Sam Smith
Even before the current mortgage crisis, evidence that rightwing economic policy since Reagan has been a failure was overwhelming. The problem was that nobody seemed to notice. In no small part, this was thanks to a media - heavily comprised of ex-political science, history and English majors - accepting without question propaganda from the right that, in many ways, was the same thing to economics as creationism is to evolution.
Even now, with news of collapse unavoidable, journalists try to sound intelligent by suggesting government involvement in the rescue from two and a half decades of corporatism might be a violation of the allegedly sacred principles of the free market. This is not an ideological matter on the media's part - after all, NPR has been a regular enabler - but rather reflects the journalists' willingness to rely on whatever "expert" happens to be in power at the moment.
Thus, the average reader or viewer may not realize that during the glory years of the second robber baron era, things like these have fallen significantly:
Minimum wage as percent of average wage
Real income
Real manufacturing wages
Percent of single women and mothers in the workforce
The bottom 40%'s share of national wealth
Older families with pensions.
Workers covered by defined benefit pensions.
The savings rate
US manufacturing jobs
And here are some of the things that have grown:
Top 1% share of total income
Income gap between rich and poor
Foreign debt as a percent of GDP
Age at which one can receive Social Security
Hunger
Consumer credit debt
Housing foreclosures
Severe poverty rate
With the media almost completely blacking out all but conservative economic viewpoints, the public has little idea of how well socialism often works or how a blend of capitalism and public involvement can solve many problems, or that we actually function on a principle Paul Soglin, the former mayor of Madison, Wisconsin, labeled lemon socialism, of which the current bailout of the big housing insurers is a classic case and in which the capitalists both get to make money and then get bailed out by the government when they fail.
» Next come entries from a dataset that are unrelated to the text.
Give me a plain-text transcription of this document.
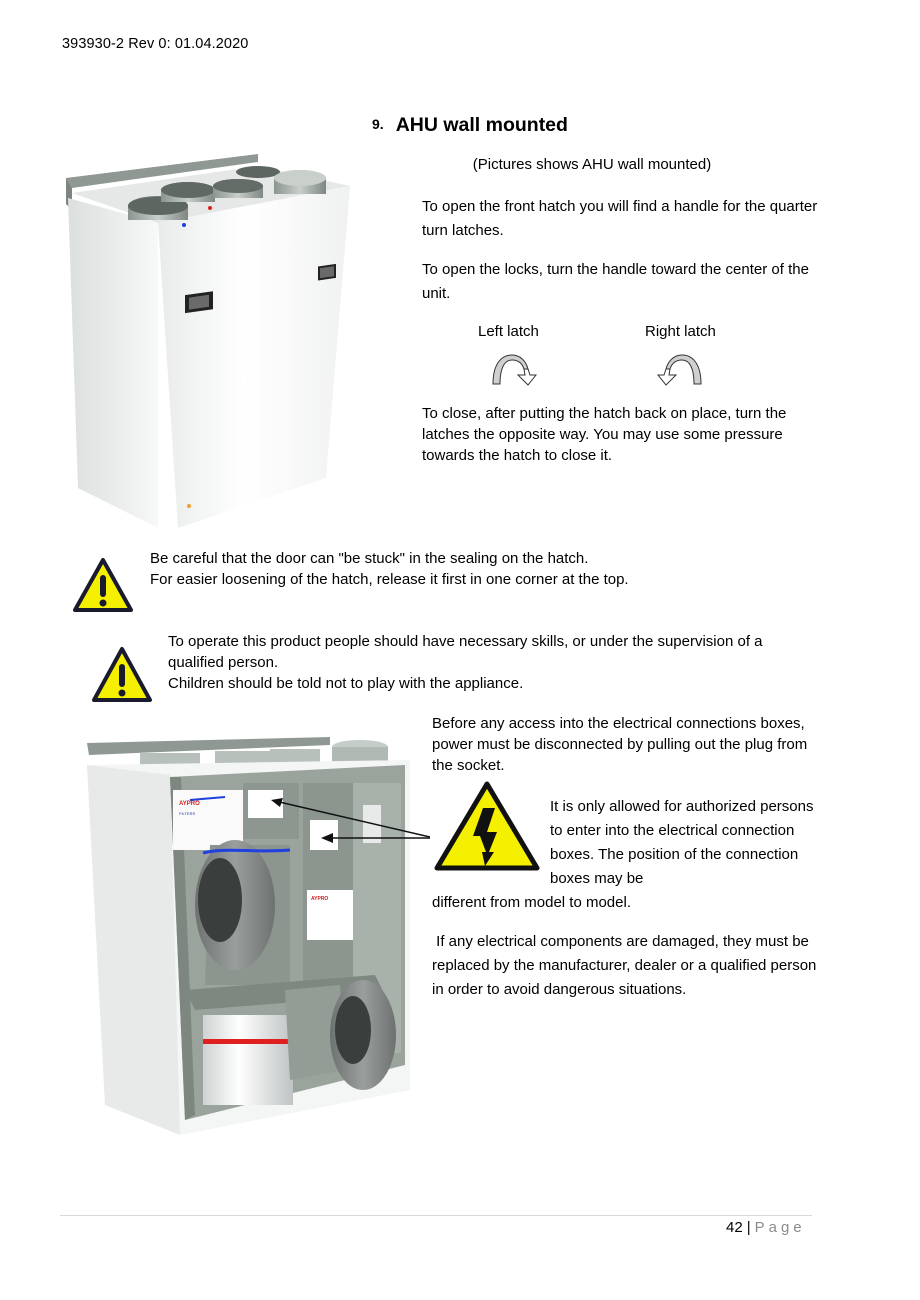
393930-2 Rev 0: 01.04.2020
9. AHU wall mounted
(Pictures shows AHU wall mounted)
To open the front hatch you will find a handle for the quarter turn latches.
To open the locks, turn the handle toward the center of the unit.
Left latch	Right latch
To close, after putting the hatch back on place, turn the latches the opposite way. You may use some pressure towards the hatch to close it.
Be careful that the door can "be stuck" in the sealing on the hatch.
For easier loosening of the hatch, release it first in one corner at the top.
To operate this product people should have necessary skills, or under the supervision of a qualified person.
Children should be told not to play with the appliance.
AYPRO
FILTERS
AYPRO
Before any access into the electrical connections boxes, power must be disconnected by pulling out the plug from the socket.
It is only allowed for authorized persons to enter into the electrical connection boxes. The position of the connection boxes may be
different from model to model.
If any electrical components are damaged, they must be replaced by the manufacturer, dealer or a qualified person in order to avoid dangerous situations.
42 | Page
This has been one of the media's greatest sins, one that stems from ignorance, groveling to power and infatuation with the cliches of the moment.
Just as examples, why are we not allowed to debate regulations on credit care usury? Or an equity sharing program in which the government helps people buy homes rather than helping the banks when the loans go bad? Or letting the government as well as the banks print money - to be used for non-inflationary public works instead of putting generations in debt for stupid wars?
The Republicans lack the intelligence, the Democrats lack the courage. The media can continue to contribute to our downward economic slide or it can help introduce us the ideas, principles and approaches that will show the way out of a quarter century of greed and stupidity parading as economic theory.